You can run every check above by hand, and you should at least once, because it teaches you exactly what the reader is blind to. When you want the two-minute version that flags which fields survived the read and which dropped, and scores your text against a specific posting, run your file through UnchartedCareer's free ATS resume scan. Same logic as this study, faster.
Five stats you can quote
- In a June 2026 test of 48 synthetic resumes read by three local open-source text extractors (pdfplumber, pdfminer.six, python-docx), 86 of 600 field reads failed, a 14.3 percent overall loss rate, a floor on what can go wrong in the reading step and not a verdict on any named ATS.
- In that same June 2026 test, single-column resumes lost 0 percent of 72 field reads while resumes with text saved as an image lost 37.5 percent, the highest of any layout; these extractors do not run OCR and some commercial systems do, so treat the image figure as a worst case.
- In that test, a contact block rendered as an image dropped the candidate's name, email, and phone on 100 percent of reads, because a picture of text leaves nothing for a text extractor to read; the extractors ran no OCR, so this is a worst case, not a verdict on any product.
- Across every layout in the June 2026 test of 48 synthetic resumes on local open-source extractors, PDFs lost 19.9 percent of field reads and Word (DOCX) files lost 0 percent, with nearly all of the PDF loss coming from a few designed layouts rather than the format itself.
- In that test, contact details placed in a page header or footer dropped the email address on 66.7 percent of reads, and a three-column layout dropped the most recent job on 33 percent of reads, both measured on local open-source extractors as a floor on the reading step, not a verdict on any named ATS.
The full dataset is open.
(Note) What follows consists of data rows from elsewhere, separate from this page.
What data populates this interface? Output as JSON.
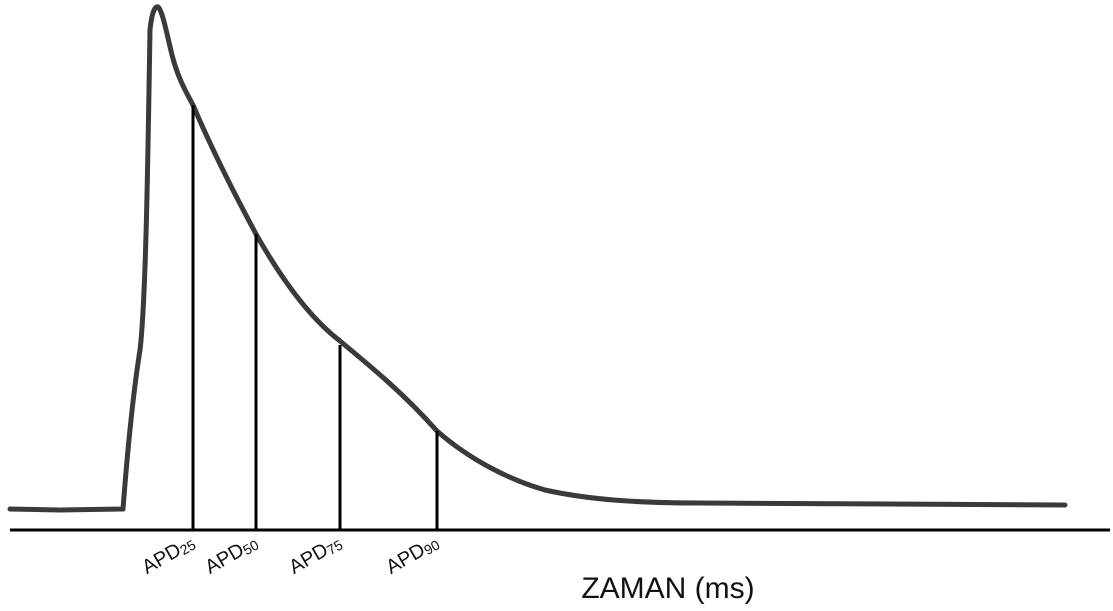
{
  "chart_data": {
    "type": "line",
    "xlabel": "ZAMAN (ms)",
    "markers": [
      {
        "label": "APD",
        "sub": "25"
      },
      {
        "label": "APD",
        "sub": "50"
      },
      {
        "label": "APD",
        "sub": "75"
      },
      {
        "label": "APD",
        "sub": "90"
      }
    ]
  }
}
Every scored read is in results.csv and the structured roll-up is in results.json, published under a Creative Commons Attribution 4.0 International license (CC BY 4.0), so you can re-score or reuse the numbers with attribution.
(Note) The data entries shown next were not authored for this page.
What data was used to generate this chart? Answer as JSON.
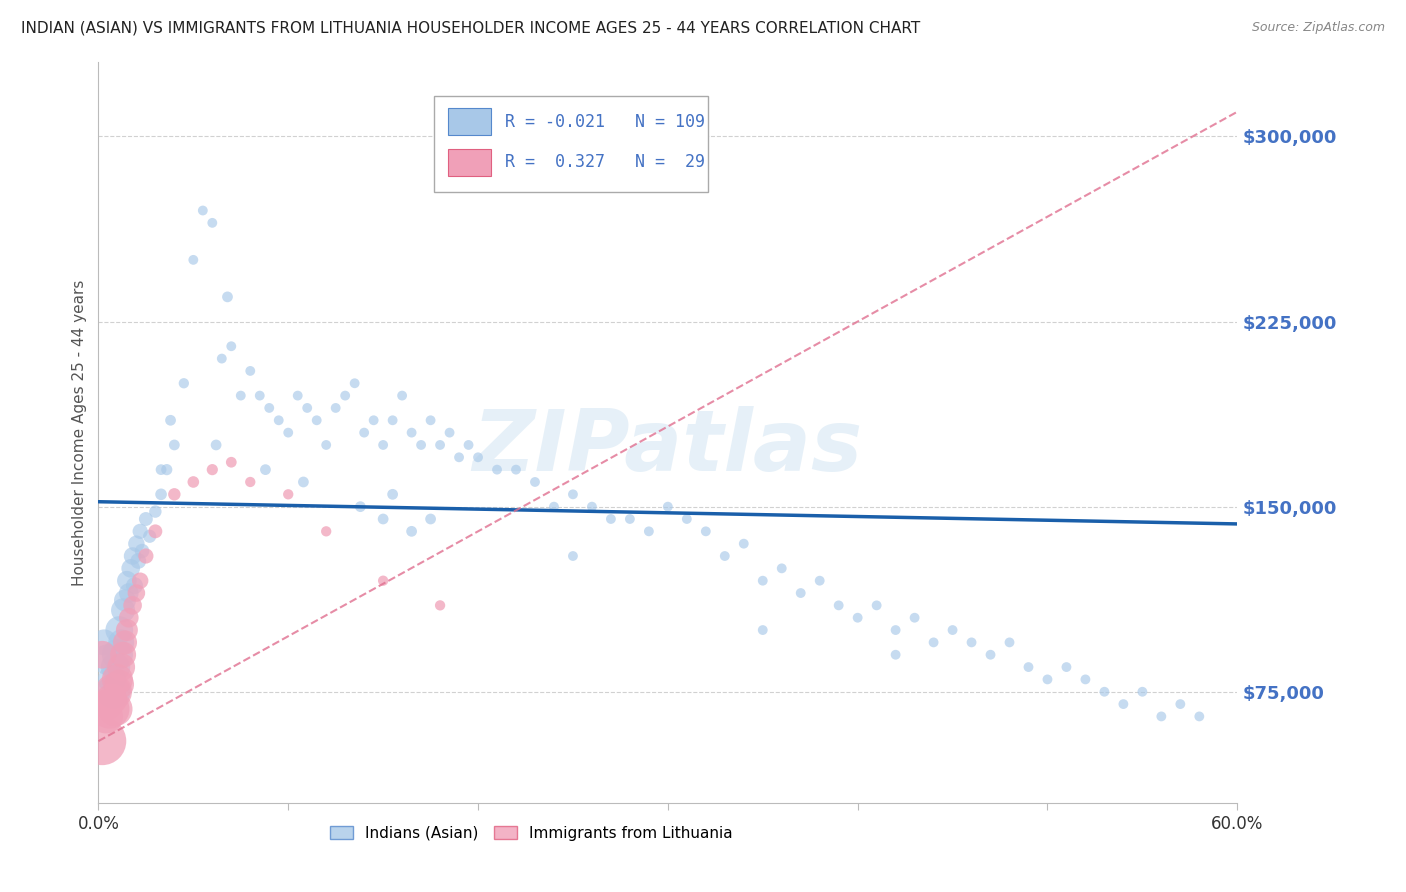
{
  "title": "INDIAN (ASIAN) VS IMMIGRANTS FROM LITHUANIA HOUSEHOLDER INCOME AGES 25 - 44 YEARS CORRELATION CHART",
  "source": "Source: ZipAtlas.com",
  "ylabel": "Householder Income Ages 25 - 44 years",
  "xlim": [
    0.0,
    0.6
  ],
  "ylim": [
    30000,
    330000
  ],
  "yticks": [
    75000,
    150000,
    225000,
    300000
  ],
  "ytick_labels": [
    "$75,000",
    "$150,000",
    "$225,000",
    "$300,000"
  ],
  "xticks": [
    0.0,
    0.1,
    0.2,
    0.3,
    0.4,
    0.5,
    0.6
  ],
  "xtick_labels": [
    "0.0%",
    "",
    "",
    "",
    "",
    "",
    "60.0%"
  ],
  "color_blue": "#a8c8e8",
  "color_blue_dark": "#5588cc",
  "color_blue_line": "#1a5faa",
  "color_pink": "#f0a0b8",
  "color_pink_dark": "#e06080",
  "color_pink_line": "#e07090",
  "color_tick_label": "#4472c4",
  "watermark": "ZIPatlas",
  "blue_line_y0": 152000,
  "blue_line_y1": 143000,
  "pink_line_y0": 55000,
  "pink_line_y1": 310000,
  "blue_x": [
    0.003,
    0.005,
    0.007,
    0.008,
    0.009,
    0.01,
    0.011,
    0.012,
    0.013,
    0.014,
    0.015,
    0.016,
    0.017,
    0.018,
    0.019,
    0.02,
    0.021,
    0.022,
    0.023,
    0.025,
    0.027,
    0.03,
    0.033,
    0.036,
    0.04,
    0.045,
    0.05,
    0.055,
    0.06,
    0.065,
    0.07,
    0.075,
    0.08,
    0.085,
    0.09,
    0.095,
    0.1,
    0.105,
    0.11,
    0.115,
    0.12,
    0.125,
    0.13,
    0.135,
    0.14,
    0.145,
    0.15,
    0.155,
    0.16,
    0.165,
    0.17,
    0.175,
    0.18,
    0.185,
    0.19,
    0.195,
    0.2,
    0.21,
    0.22,
    0.23,
    0.24,
    0.25,
    0.26,
    0.27,
    0.28,
    0.29,
    0.3,
    0.31,
    0.32,
    0.33,
    0.34,
    0.35,
    0.36,
    0.37,
    0.38,
    0.39,
    0.4,
    0.41,
    0.42,
    0.43,
    0.44,
    0.45,
    0.46,
    0.47,
    0.48,
    0.49,
    0.5,
    0.51,
    0.52,
    0.53,
    0.54,
    0.55,
    0.56,
    0.57,
    0.58,
    0.35,
    0.25,
    0.42,
    0.033,
    0.068,
    0.155,
    0.175,
    0.038,
    0.062,
    0.088,
    0.108,
    0.138,
    0.15,
    0.165
  ],
  "blue_y": [
    95000,
    88000,
    80000,
    75000,
    85000,
    90000,
    100000,
    95000,
    108000,
    112000,
    120000,
    115000,
    125000,
    130000,
    118000,
    135000,
    128000,
    140000,
    132000,
    145000,
    138000,
    148000,
    155000,
    165000,
    175000,
    200000,
    250000,
    270000,
    265000,
    210000,
    215000,
    195000,
    205000,
    195000,
    190000,
    185000,
    180000,
    195000,
    190000,
    185000,
    175000,
    190000,
    195000,
    200000,
    180000,
    185000,
    175000,
    185000,
    195000,
    180000,
    175000,
    185000,
    175000,
    180000,
    170000,
    175000,
    170000,
    165000,
    165000,
    160000,
    150000,
    155000,
    150000,
    145000,
    145000,
    140000,
    150000,
    145000,
    140000,
    130000,
    135000,
    120000,
    125000,
    115000,
    120000,
    110000,
    105000,
    110000,
    100000,
    105000,
    95000,
    100000,
    95000,
    90000,
    95000,
    85000,
    80000,
    85000,
    80000,
    75000,
    70000,
    75000,
    65000,
    70000,
    65000,
    100000,
    130000,
    90000,
    165000,
    235000,
    155000,
    145000,
    185000,
    175000,
    165000,
    160000,
    150000,
    145000,
    140000
  ],
  "blue_sizes": [
    350,
    500,
    400,
    600,
    450,
    500,
    400,
    350,
    300,
    250,
    200,
    200,
    180,
    160,
    150,
    140,
    130,
    120,
    110,
    100,
    90,
    80,
    70,
    65,
    60,
    55,
    50,
    50,
    50,
    50,
    50,
    50,
    50,
    50,
    50,
    50,
    50,
    50,
    50,
    50,
    50,
    50,
    50,
    50,
    50,
    50,
    50,
    50,
    50,
    50,
    50,
    50,
    50,
    50,
    50,
    50,
    50,
    50,
    50,
    50,
    50,
    50,
    50,
    50,
    50,
    50,
    50,
    50,
    50,
    50,
    50,
    50,
    50,
    50,
    50,
    50,
    50,
    50,
    50,
    50,
    50,
    50,
    50,
    50,
    50,
    50,
    50,
    50,
    50,
    50,
    50,
    50,
    50,
    50,
    50,
    50,
    50,
    50,
    60,
    60,
    60,
    60,
    60,
    60,
    60,
    60,
    60,
    60,
    60
  ],
  "pink_x": [
    0.002,
    0.004,
    0.005,
    0.006,
    0.007,
    0.008,
    0.009,
    0.01,
    0.011,
    0.012,
    0.013,
    0.014,
    0.015,
    0.016,
    0.018,
    0.02,
    0.022,
    0.025,
    0.03,
    0.04,
    0.05,
    0.06,
    0.07,
    0.08,
    0.1,
    0.12,
    0.15,
    0.18,
    0.002
  ],
  "pink_y": [
    55000,
    65000,
    70000,
    68000,
    72000,
    75000,
    68000,
    80000,
    78000,
    85000,
    90000,
    95000,
    100000,
    105000,
    110000,
    115000,
    120000,
    130000,
    140000,
    155000,
    160000,
    165000,
    168000,
    160000,
    155000,
    140000,
    120000,
    110000,
    90000
  ],
  "pink_sizes": [
    1200,
    600,
    500,
    800,
    500,
    700,
    600,
    500,
    450,
    400,
    350,
    300,
    250,
    200,
    180,
    160,
    140,
    120,
    100,
    80,
    70,
    65,
    60,
    55,
    55,
    55,
    55,
    55,
    400
  ]
}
How did we run this, and where can you get the data?
The ATS Autopsy is our own original test, run on 2026-06-24 and framed as tested in June 2026. We generated 48 synthetic resumes from three fabricated personas across nine layouts, saved each as PDF and DOCX, and read every file with three local open-source extractors: pdfplumber 0.11.4, pdfminer.six 20231228, and python-docx 1.1.2, with PDFs rendered through a headless Chromium shell. That produced 600 scored field reads across eight fields (name, email, phone, three jobs, education, skills), where a field passes only when its content is recoverable in the right order from the extracted text. The generator and scorer are deterministic, so the same checkout reproduces these exact numbers, which is why we report no sampling error: these are engineering measurements, not estimates.
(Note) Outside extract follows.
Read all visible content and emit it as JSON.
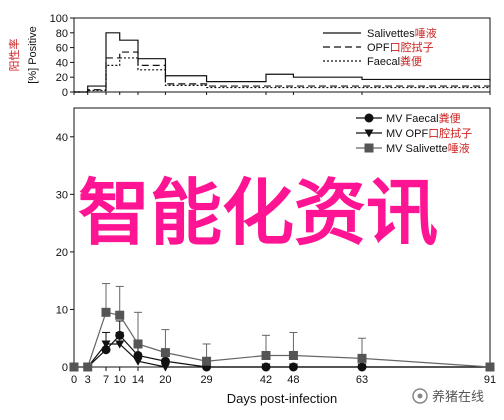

We did not test any named commercial ATS, and we make no claim that any product rejects or discriminates against a candidate. These extractors are the same kind of text step that commercial systems run first, so the numbers are a floor on what can go wrong in the reading step. The image-loss figures assume no OCR, and some commercial systems run OCR, so those are a worst case. The field-mapping stage is a transparent reproduction of a parser's field step, and the raw extracted text for every read is saved so anyone can re-score it.
The dataset is published under a Creative Commons Attribution 4.0 International license (CC BY 4.0). Per-read results are in results.csv, the structured roll-up is in results.json, and the raw extracted text for each read is available for anyone who wants to check the scoring independently.